Japan’s hesitant recovery hangs in large part on the yen remaining competitive against the dollar. A dollar collapse would hit many smaller companies which are directly or indirectly dependent on exports.
A glance at the TrustNet website, which compares fund performances, shows that three of the top 20 unit trusts and open-ended investment companies over one year are Japanese-orientated. Melchior Japan Opportunities, Invesco Perpetual Japanese Smaller Companies and M&G Japan Smaller Companies are all currently focused on the smaller end of Japan’s stock market.
The one-year performances have been stellar, ranging from Melchior Japan’s 29 per cent to Invesco Perpetual’s 32 per cent. That, however, has to be put in context. Anyone who has held M&G’s fund over the past five years has at best got back to roughly where they started, while Invesco’s investors are still down by about half.
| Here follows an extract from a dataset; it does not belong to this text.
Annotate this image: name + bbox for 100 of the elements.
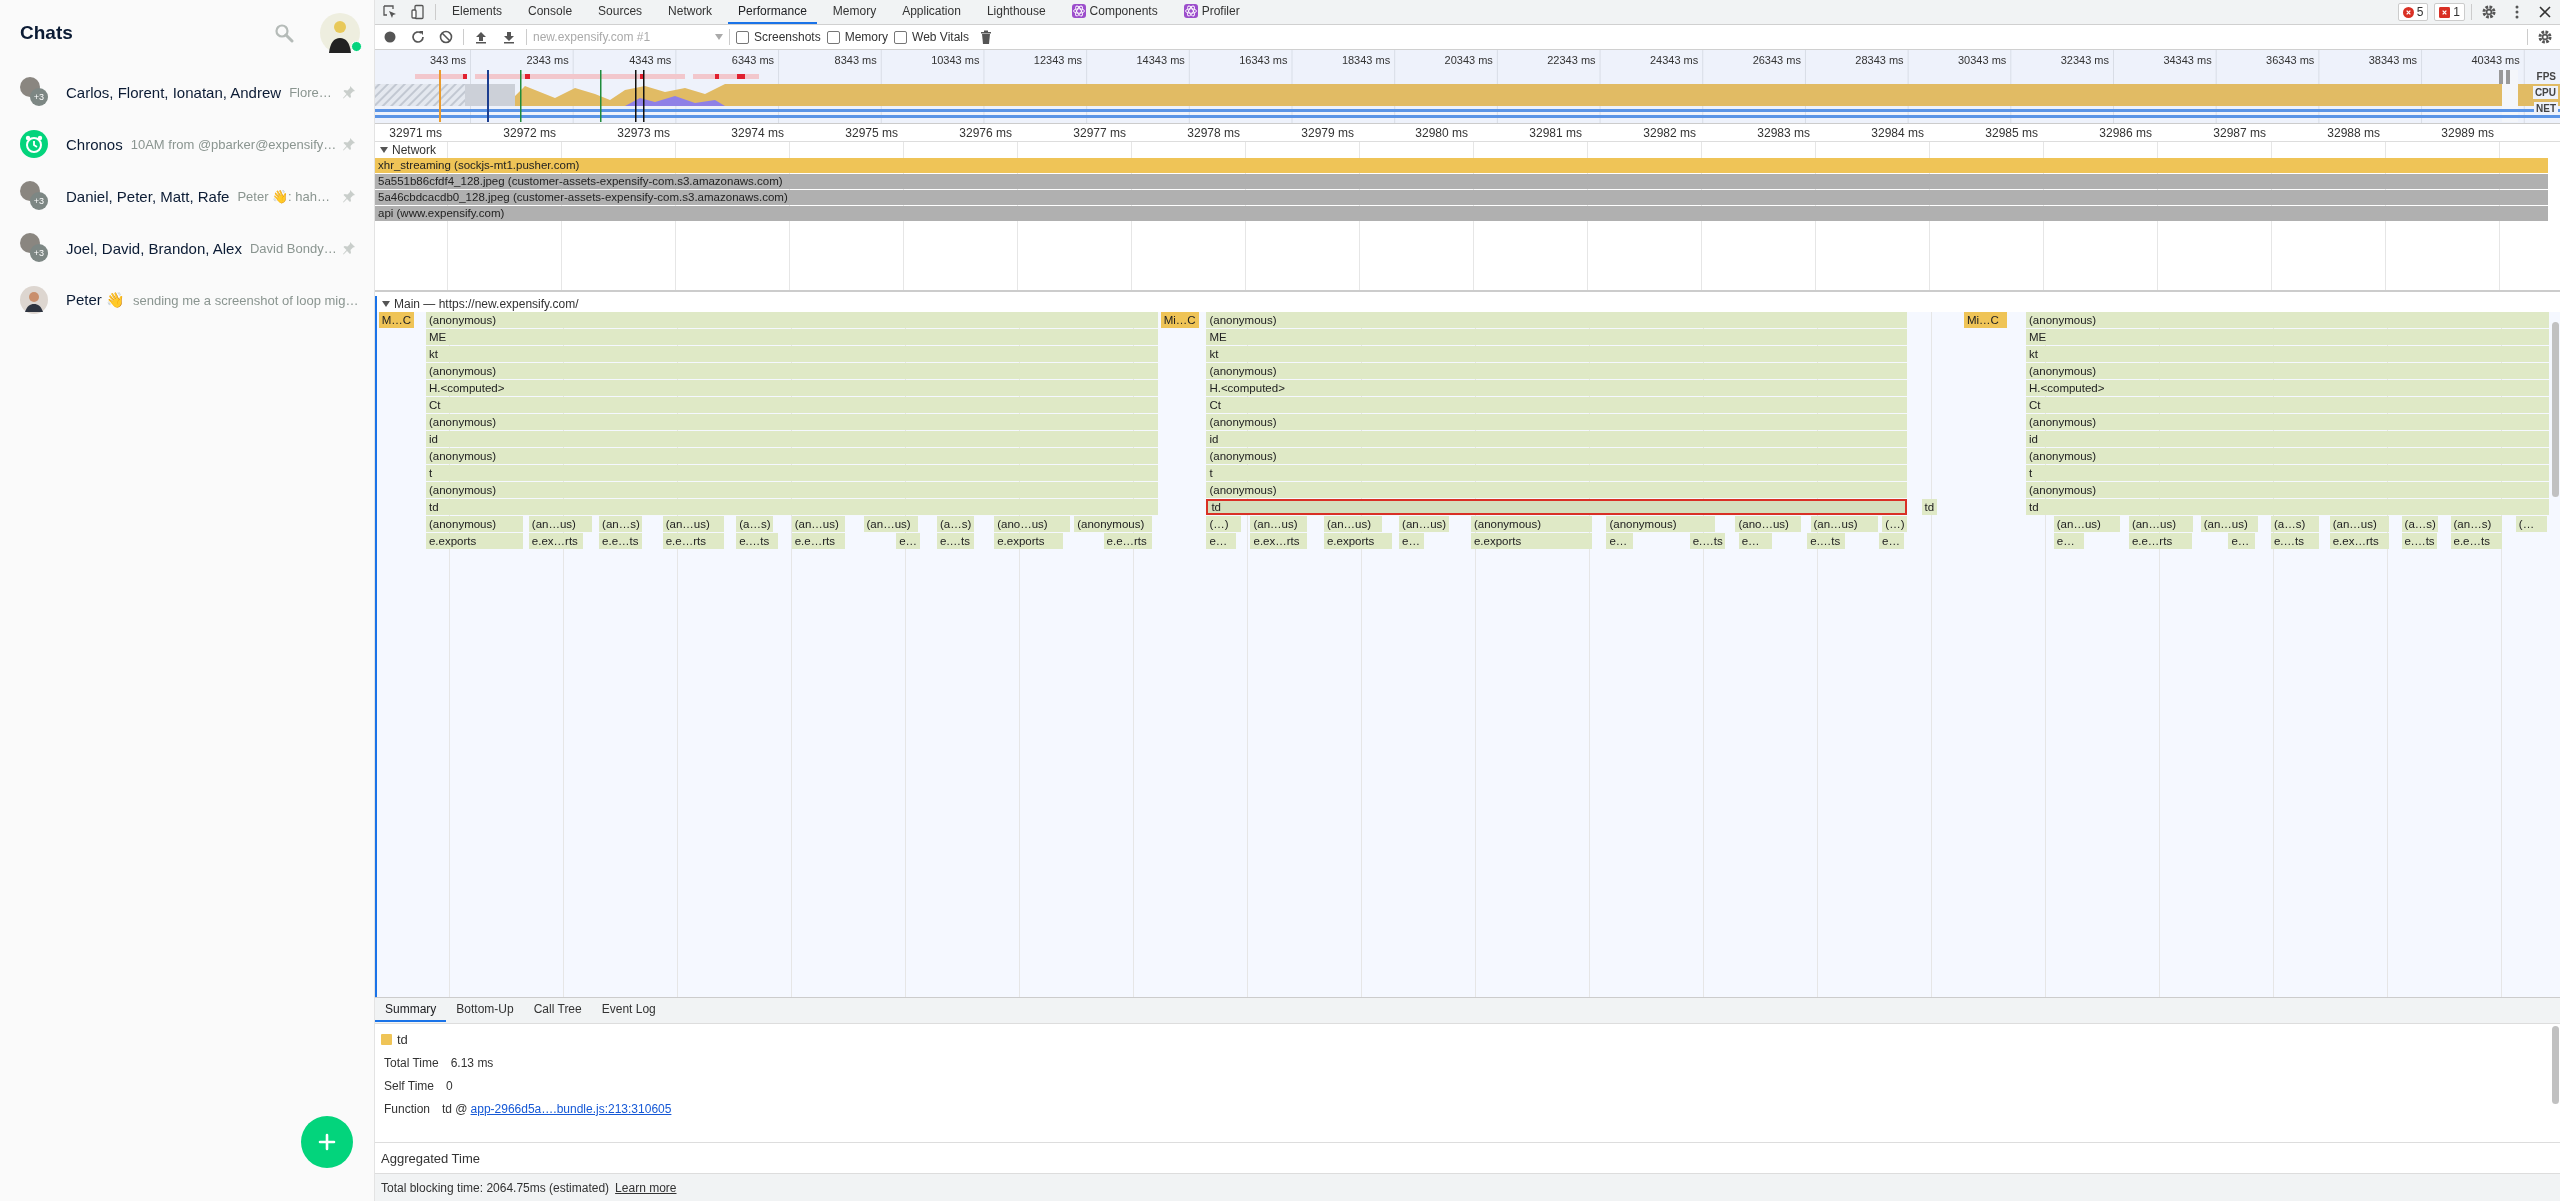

Returns have not been helped by Japan being in recession for much of the period since 1989. The hope is that the nadir was April last year, when the stock market started a robust rally, led by smaller companies.
John Hatherley, of M&G, the fund management group, says that Kenichi Ura, manager of its Japan Smaller Companies fund, was boosted by a mixture of “value plays and niche technology companies”.
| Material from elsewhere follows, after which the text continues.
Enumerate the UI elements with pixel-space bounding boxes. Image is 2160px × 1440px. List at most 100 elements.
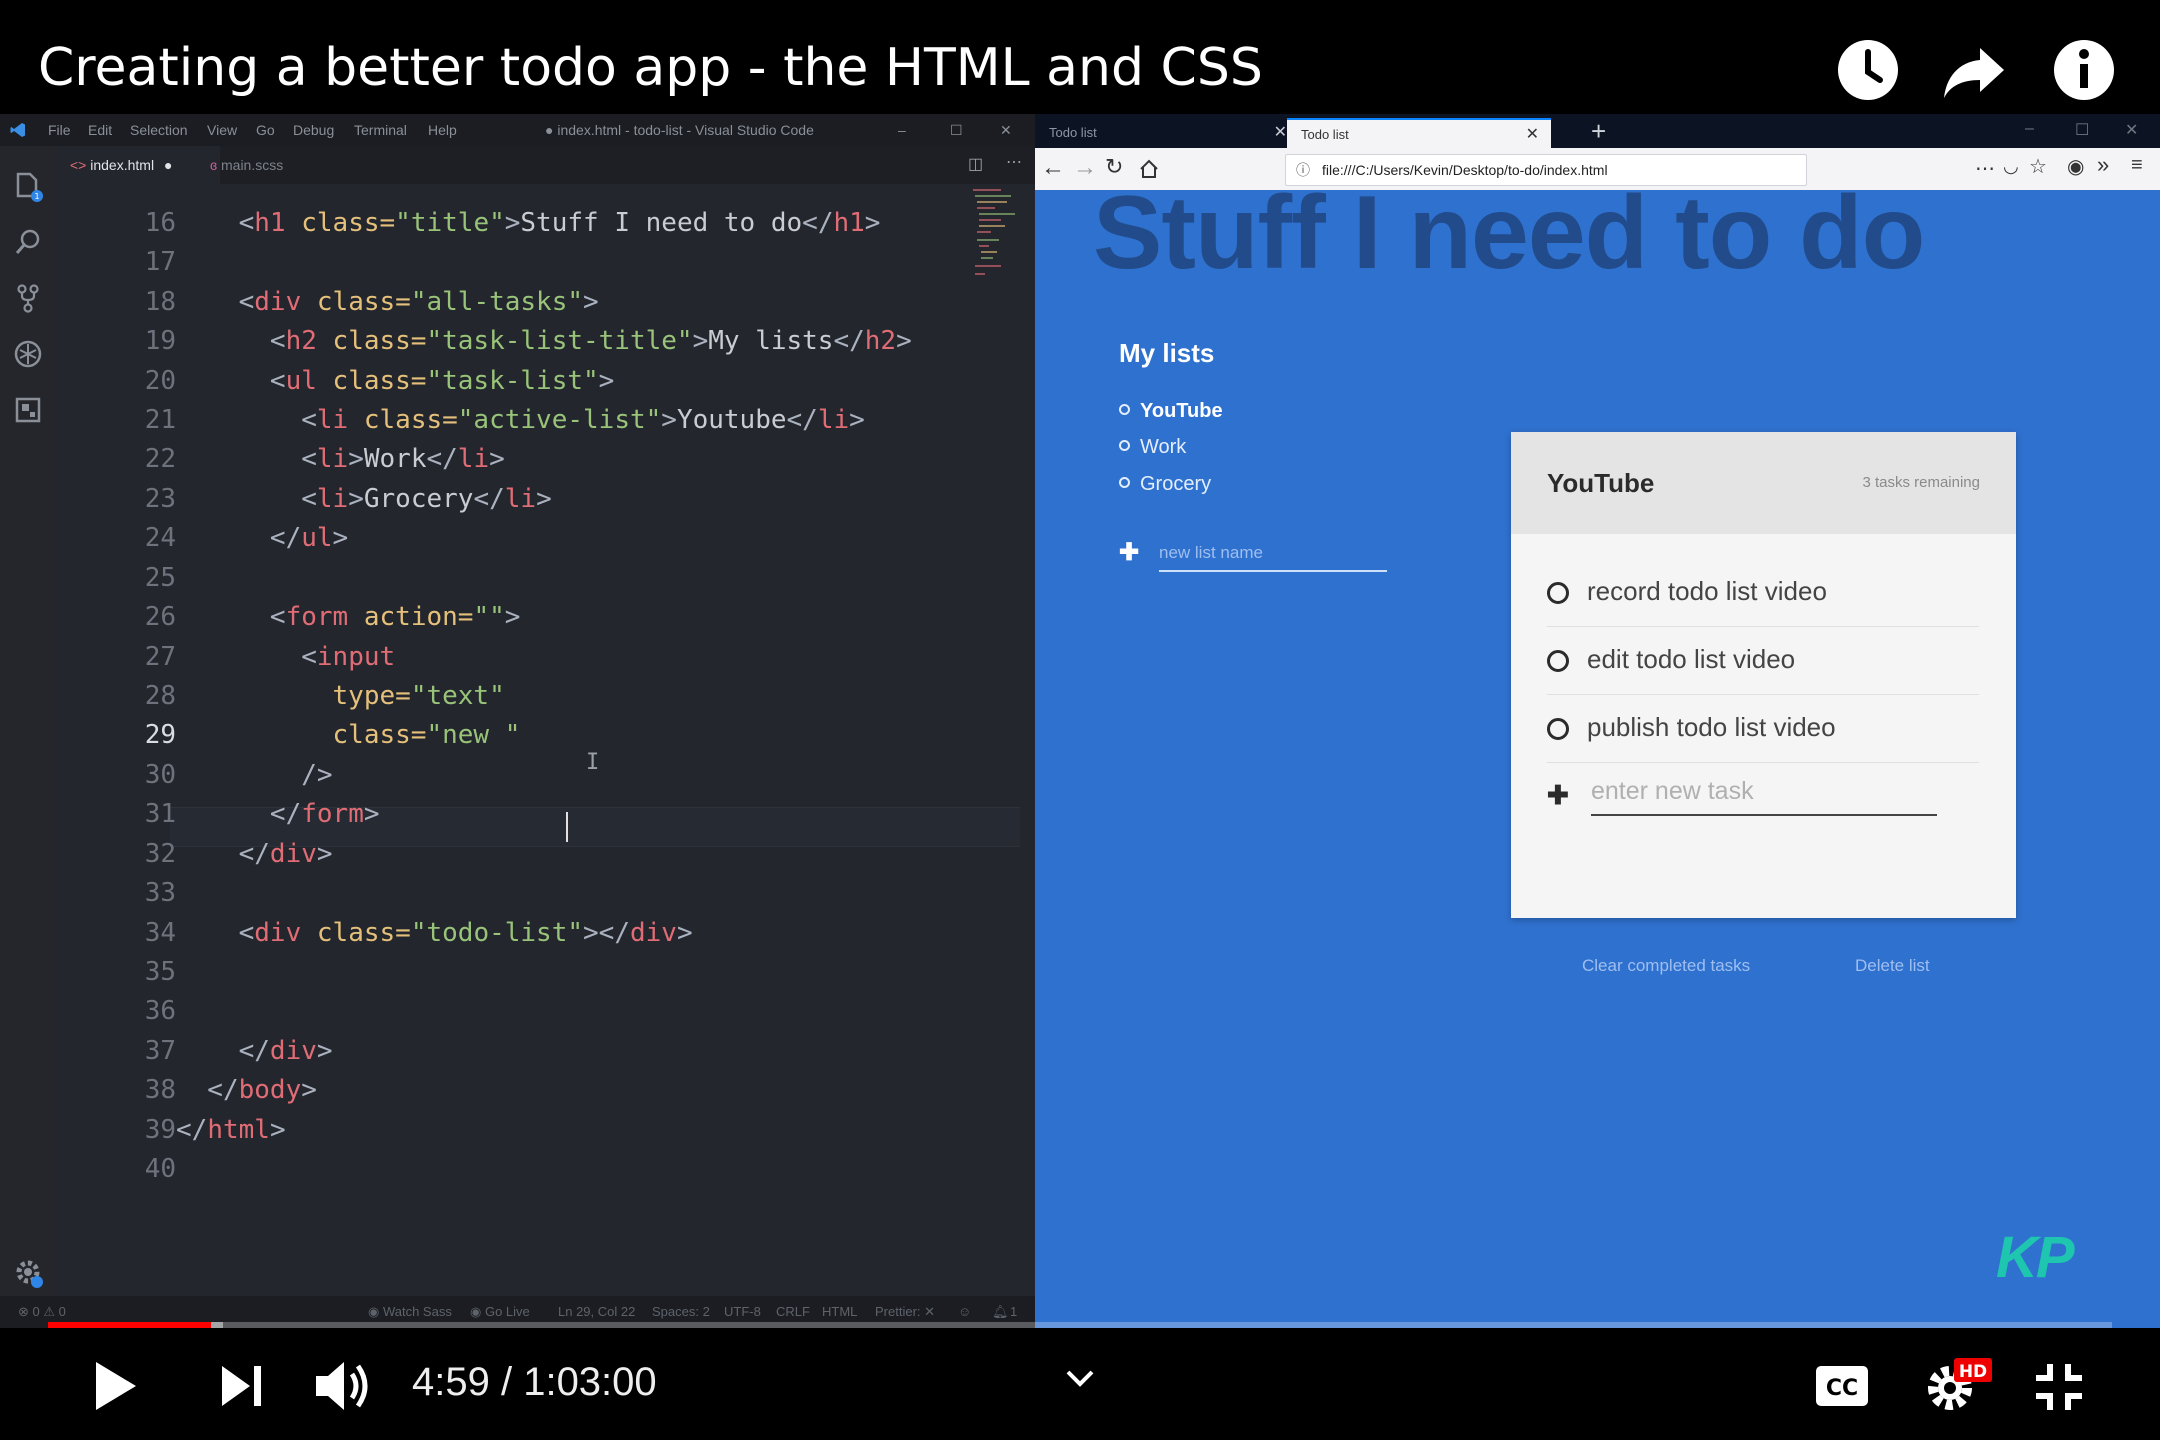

Since the summer, however, the following wind seems to have died and performance is now down to the stockpicking skills of the fund manager, Mr Hatherley says.
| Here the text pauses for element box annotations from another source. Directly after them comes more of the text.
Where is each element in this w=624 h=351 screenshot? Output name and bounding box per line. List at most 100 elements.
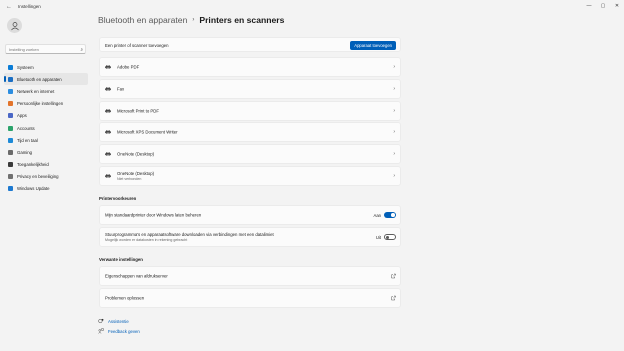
sidebar-item[interactable]: Apps: [4, 110, 88, 122]
related-heading: Verwante instellingen: [99, 257, 143, 262]
close-button[interactable]: ✕: [610, 0, 624, 11]
default-printer-toggle[interactable]: [384, 212, 396, 218]
related-setting-row[interactable]: Problemen oplossen: [99, 288, 401, 308]
clock-icon: [8, 137, 13, 143]
wifi-icon: [8, 88, 13, 94]
external-link-icon: [391, 273, 396, 279]
feedback-link[interactable]: Feedback geven: [98, 328, 140, 334]
chevron-right-icon: ›: [393, 173, 395, 179]
metered-toggle[interactable]: [384, 234, 396, 240]
printer-name: OneNote (Desktop): [117, 171, 155, 176]
default-printer-label: Mijn standaardprinter door Windows laten…: [105, 212, 202, 218]
sidebar-nav: Systeem Bluetooth en apparaten Netwerk en …: [4, 61, 88, 195]
metered-toggle-wrap: Uit: [376, 234, 396, 240]
sidebar-item-label: Apps: [17, 113, 27, 119]
printer-row[interactable]: Adobe PDF ›: [99, 57, 401, 77]
chevron-right-icon: ›: [393, 86, 395, 92]
sidebar-item[interactable]: Bluetooth en apparaten: [4, 73, 88, 86]
pen-icon: [8, 101, 13, 107]
help-link-label: Assistentie: [108, 318, 129, 324]
app-title: Instellingen: [18, 4, 41, 9]
chevron-right-icon: ›: [192, 17, 195, 23]
sidebar-item[interactable]: Toegankelijkheid: [4, 159, 88, 171]
metered-sub: Mogelijk worden er datakosten in rekenin…: [105, 238, 188, 242]
maximize-button[interactable]: ▢: [596, 0, 610, 11]
search-input[interactable]: [6, 45, 75, 53]
sidebar-item-label: Tijd en taal: [17, 137, 38, 143]
breadcrumb: Bluetooth en apparaten › Printers en sca…: [98, 15, 284, 25]
printer-icon: [105, 65, 111, 69]
sidebar-item[interactable]: Accounts: [4, 122, 88, 134]
update-icon: [8, 186, 13, 192]
printer-row[interactable]: OneNote (Desktop) Niet verbonden ›: [99, 166, 401, 186]
sidebar-item-label: Windows Update: [17, 186, 50, 192]
minimize-button[interactable]: —: [582, 0, 596, 11]
chevron-right-icon: ›: [393, 64, 395, 70]
breadcrumb-parent[interactable]: Bluetooth en apparaten: [98, 15, 187, 25]
sidebar-item[interactable]: Gaming: [4, 146, 88, 158]
sidebar-item[interactable]: Tijd en taal: [4, 134, 88, 146]
related-setting-row[interactable]: Eigenschappen van afdrukserver: [99, 266, 401, 286]
sidebar-item-label: Bluetooth en apparaten: [17, 76, 62, 82]
metered-label: Stuurprogramma's en apparaatsoftware dow…: [105, 232, 274, 237]
printer-row[interactable]: OneNote (Desktop) ›: [99, 144, 401, 164]
add-device-label: Een printer of scanner toevoegen: [105, 43, 169, 48]
sidebar-item[interactable]: Netwerk en internet: [4, 85, 88, 97]
add-device-card: Een printer of scanner toevoegen Apparaa…: [99, 37, 401, 52]
sidebar-item-label: Gaming: [17, 149, 33, 155]
default-printer-state: Aan: [373, 212, 381, 218]
back-arrow-icon[interactable]: ←: [3, 4, 15, 10]
printer-name: OneNote (Desktop): [117, 151, 155, 157]
printer-icon: [105, 87, 111, 91]
sidebar-item[interactable]: Windows Update: [4, 183, 88, 195]
title-bar: ← Instellingen — ▢ ✕: [0, 0, 624, 13]
sidebar-item-label: Systeem: [17, 64, 34, 70]
sidebar-item-label: Toegankelijkheid: [17, 162, 49, 168]
search-icon[interactable]: ⌕: [80, 47, 83, 52]
printer-prefs-heading: Printervoorkeuren: [99, 196, 137, 201]
search-box: ⌕: [5, 44, 86, 54]
accessibility-icon: [8, 162, 13, 168]
printer-name: Fax: [117, 86, 125, 92]
default-printer-setting: Mijn standaardprinter door Windows laten…: [99, 205, 401, 225]
sidebar-item[interactable]: Privacy en beveiliging: [4, 171, 88, 183]
sidebar: ⌕ Systeem Bluetooth en apparaten Netwerk e…: [0, 13, 92, 351]
printer-row[interactable]: Fax ›: [99, 79, 401, 99]
printer-icon: [105, 130, 111, 134]
apps-icon: [8, 113, 13, 119]
printer-row[interactable]: Microsoft XPS Document Writer ›: [99, 122, 401, 142]
metered-state: Uit: [375, 234, 381, 240]
printer-name: Adobe PDF: [117, 64, 140, 70]
metered-setting: Stuurprogramma's en apparaatsoftware dow…: [99, 227, 401, 247]
sidebar-item[interactable]: Persoonlijke instellingen: [4, 98, 88, 110]
window-controls: — ▢ ✕: [582, 0, 624, 11]
bluetooth-icon: [8, 76, 13, 82]
related-setting-label: Eigenschappen van afdrukserver: [105, 273, 168, 279]
printer-name: Microsoft Print to PDF: [117, 108, 160, 114]
sidebar-item[interactable]: Systeem: [4, 61, 88, 73]
printer-icon: [105, 152, 111, 156]
related-setting-label: Problemen oplossen: [105, 295, 145, 301]
sidebar-item-label: Accounts: [17, 125, 35, 131]
page-title: Printers en scanners: [199, 15, 285, 25]
sidebar-item-label: Privacy en beveiliging: [17, 174, 59, 180]
printer-name: Microsoft XPS Document Writer: [117, 129, 178, 135]
help-icon: [98, 318, 104, 324]
default-printer-toggle-wrap: Aan: [374, 212, 396, 218]
avatar[interactable]: [7, 18, 22, 33]
printer-icon: [105, 174, 111, 178]
printer-row[interactable]: Microsoft Print to PDF ›: [99, 101, 401, 121]
chevron-right-icon: ›: [393, 129, 395, 135]
person-icon: [8, 125, 13, 131]
shield-icon: [8, 174, 13, 180]
printer-status: Niet verbonden: [117, 177, 142, 181]
user-icon: [10, 21, 19, 30]
feedback-icon: [98, 328, 104, 334]
add-device-button[interactable]: Apparaat toevoegen: [350, 40, 396, 50]
feedback-link-label: Feedback geven: [108, 328, 140, 334]
help-link[interactable]: Assistentie: [98, 318, 129, 324]
monitor-icon: [8, 64, 13, 70]
gamepad-icon: [8, 149, 13, 155]
external-link-icon: [391, 295, 396, 301]
sidebar-item-label: Netwerk en internet: [17, 88, 55, 94]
The big question is whether managers of Japan funds have those skills. Magnus Spence, of Dalton Strategic Partnership, the firm behind Melchior Japan, believes that some do — even if he is none too sanguine about the bigger picture.
“Overall, we are not particularly bullish on Japan, nor have we been for the past three years,” he says. “But if you are prepared to believe that there are areas of the Japanese economy that are leading not just their own economy but the world, then there are some interesting areas in which to invest.”
Mr Spence cites companies such as Access, which develops browsers that allow third-generation mobile telephone users to surf the internet. The shift to mobile technology is akin to the move from mainframe to personal computers in the 1980s, he maintains.
But Tony Roberts, a manager on the Invesco Perpetual Japan fund, is much less gung-ho on the prospects for smaller Japanese companies. He highlights the improbably named Topix Mother’s index, which groups a number of Japan’s new economy stocks. “A lot of the companies seem very young and there seems to be a mania in Japan again in the internet space,” he says.
Bloomberg figures suggest that the average earnings multiple for the index’s constituents is a heroic 243 times.
Even the more staid “metal bashers” on the Topix Second Section, which covers smaller companies, look vulnerable if Japanese exports are hit, Mr Roberts suggests.
That could happen if the dollar melts down, but Antonio Villarroya, of Merrill Lynch, thinks that the Japanese authorities will do their utmost to prevent it. He argues that recent signs of economic weakness in Japan will increase the pressure on the Government and the Bank of Japan to support the dollar.
So the jury remains out on Japan and its smaller companies. The best that can be said is that, on the law of averages, a 13-year recession should prompt a recovery that lasts more than 19 months.